Virtualenv users should create a requirements.txt file listing the packages that they need and use the wrapper scripts (described below) to create the virtualenv and run commands within it.

To add packages to this repository, run:

$ pip wheel -w path/to/pip_packages -r path/to/requirements.txt

Commit the changes and make a CL.

For example for chromite, from within chromite/virtualenv, run:

$ pip wheel -w pip_packages -r requirements.txt

Wrapper scripts

create_venv creates or updates a virtualenv using a requirements.txt file.

$ create_venv .venv requirements.txt

To run the virtualenv python, use:

$ .venv/bin/python

NOTE: it is not generally safe to run the other scripts in .venv/bin due to the hard-coded paths in the virtualenv. Instead of running .venv/bin/pip for example, use .venv/bin/python -m pip.

Here’s a complete example:

$ echo mock==2.0.0 > requirements.txt
$ ./create_venv .venv requirements.txt
$ .venv/bin/python
Python 2.7.6 (default, Jun 22 2015, 17:58:13)
[GCC 4.8.2] on linux2
Type "help", "copyright", "credits" or "license" for more information.
>>> import sys
>>> sys.prefix  # This points to the virtualenv now
'/usr/local/google/home/ayatane/src/chromiumos/infra_virtualenv/.venv'
>>> import mock

Adding arbitrary directories to import path

NOTE: Do not use this for third party dependencies (stuff not owned by ChromiumOS)! This should only be used to set up imports for stuff we own. For example, importing python-MySQL should NOT use this, but importing chromite from Autotest may use this.

This should be handled by the minimum amount of code in the package's __init__.py file.

Example:

"""Autotest package."""

import sys

# Use the minimum amount of logic to find the path to add
_chromite_parent = 'site-packages'
sys.path.append(_chromite_parent)

A solid understanding of the Python import system is recommended (link is for Python 3, but is informative).

In brief, __init__.py is executed whenever the package is imported. The package is imported before any submodule or subpackage is imported. The package is only imported once per Python process; future imports get the “cached” “singleton” package object. Thus, __init__.py will modify sys.path exactly once and is guaranteed to be run before anything in that package is used.

Background for init.py recommended usage

(Updated on 2017-02-21)

Previously, we set up the import path for first party modules by patching sys.path in very creative ways. This tends to cause problems.

In the original virtualenv design, first party packages would be handled by using pip -e to install the packages inside the virtualenv in editable mode. However, the implementation of this is wonky, buggy, and generally considered a second citizen to installing packages “properly”. The blocking issue is that pip -e must copy the entire source tree internally, all for writing a metadata file and what amounts to a symlink. This takes a considerable amount of time for large packages such as chromite (the .git directory is copied also). This is not trivially fixed upstream, and the editable installs feature is not considered a top priority.

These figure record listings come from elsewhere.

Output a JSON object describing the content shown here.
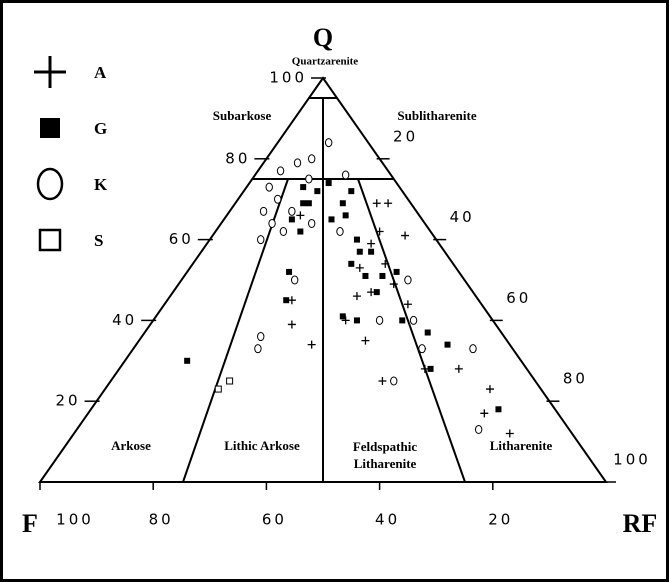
{
  "chart_data": {
    "type": "ternary",
    "vertices": {
      "top": "Q",
      "left": "F",
      "right": "RF"
    },
    "qticks": [
      20,
      40,
      60,
      80,
      100
    ],
    "rfticks": [
      20,
      40,
      60,
      80,
      100
    ],
    "fticks": [
      100,
      80,
      60,
      40,
      20
    ],
    "fields": [
      "Quartzarenite",
      "Subarkose",
      "Sublitharenite",
      "Arkose",
      "Lithic Arkose",
      "Feldspathic Litharenite",
      "Litharenite"
    ],
    "series": [
      {
        "name": "A",
        "marker": "plus",
        "color": "#000000",
        "q": [
          69,
          69,
          61,
          62,
          59,
          53,
          54,
          46,
          47,
          49,
          44,
          33,
          28,
          28,
          25,
          23,
          17,
          12,
          35,
          34,
          39,
          45,
          66,
          40
        ],
        "rf": [
          25,
          27,
          34,
          29,
          29,
          30,
          34,
          33,
          35,
          38,
          43,
          51,
          54,
          60,
          48,
          68,
          70,
          77,
          40,
          31,
          25,
          22,
          13,
          34
        ]
      },
      {
        "name": "G",
        "marker": "square",
        "color": "#000000",
        "q": [
          73,
          72,
          74,
          69,
          69,
          65,
          62,
          65,
          69,
          72,
          66,
          60,
          57,
          57,
          54,
          51,
          51,
          52,
          47,
          41,
          40,
          40,
          37,
          34,
          28,
          18,
          30,
          52,
          45
        ],
        "rf": [
          10,
          13,
          14,
          12,
          13,
          12,
          15,
          19,
          19,
          19,
          21,
          26,
          28,
          30,
          28,
          32,
          35,
          37,
          36,
          33,
          36,
          44,
          50,
          55,
          55,
          72,
          11,
          18,
          21
        ]
      },
      {
        "name": "K",
        "marker": "circle",
        "color": "#000000",
        "q": [
          77,
          79,
          80,
          84,
          75,
          73,
          70,
          67,
          64,
          60,
          67,
          62,
          64,
          62,
          76,
          36,
          33,
          40,
          50,
          40,
          33,
          33,
          25,
          13,
          50
        ],
        "rf": [
          4,
          6,
          8,
          9,
          10,
          4,
          7,
          6,
          9,
          9,
          11,
          12,
          16,
          22,
          16,
          21,
          22,
          40,
          40,
          46,
          51,
          60,
          50,
          71,
          20
        ]
      },
      {
        "name": "S",
        "marker": "open-square",
        "color": "#000000",
        "q": [
          23,
          25
        ],
        "rf": [
          20,
          21
        ]
      }
    ]
  }
}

Thus, the reason for adding our own import path patching is to work around pip while solving our existing woes.

A test concept of the feature was implemented using .pth files, which are simple files that contain paths to add to Python’s import path.

The problem with this implementation is that our code is run in a lot of really weird configurations. Having a single .pth file may not be good enough. While relative paths are supported (and sane), some of the places our code is run do not use the same file system hierarchy. Also, there is no simple way to handle recursive requirements.

Thus, going forward, the standard way to support first party imports is a small bit of sys.path patching code in the respective package’s __init__.py file. This enable the use of Python's full power for handling weird environments as needed; a little logic goes a long way. A lot of other things also just work due to __init__.py file semantics: for example, recursive requirements.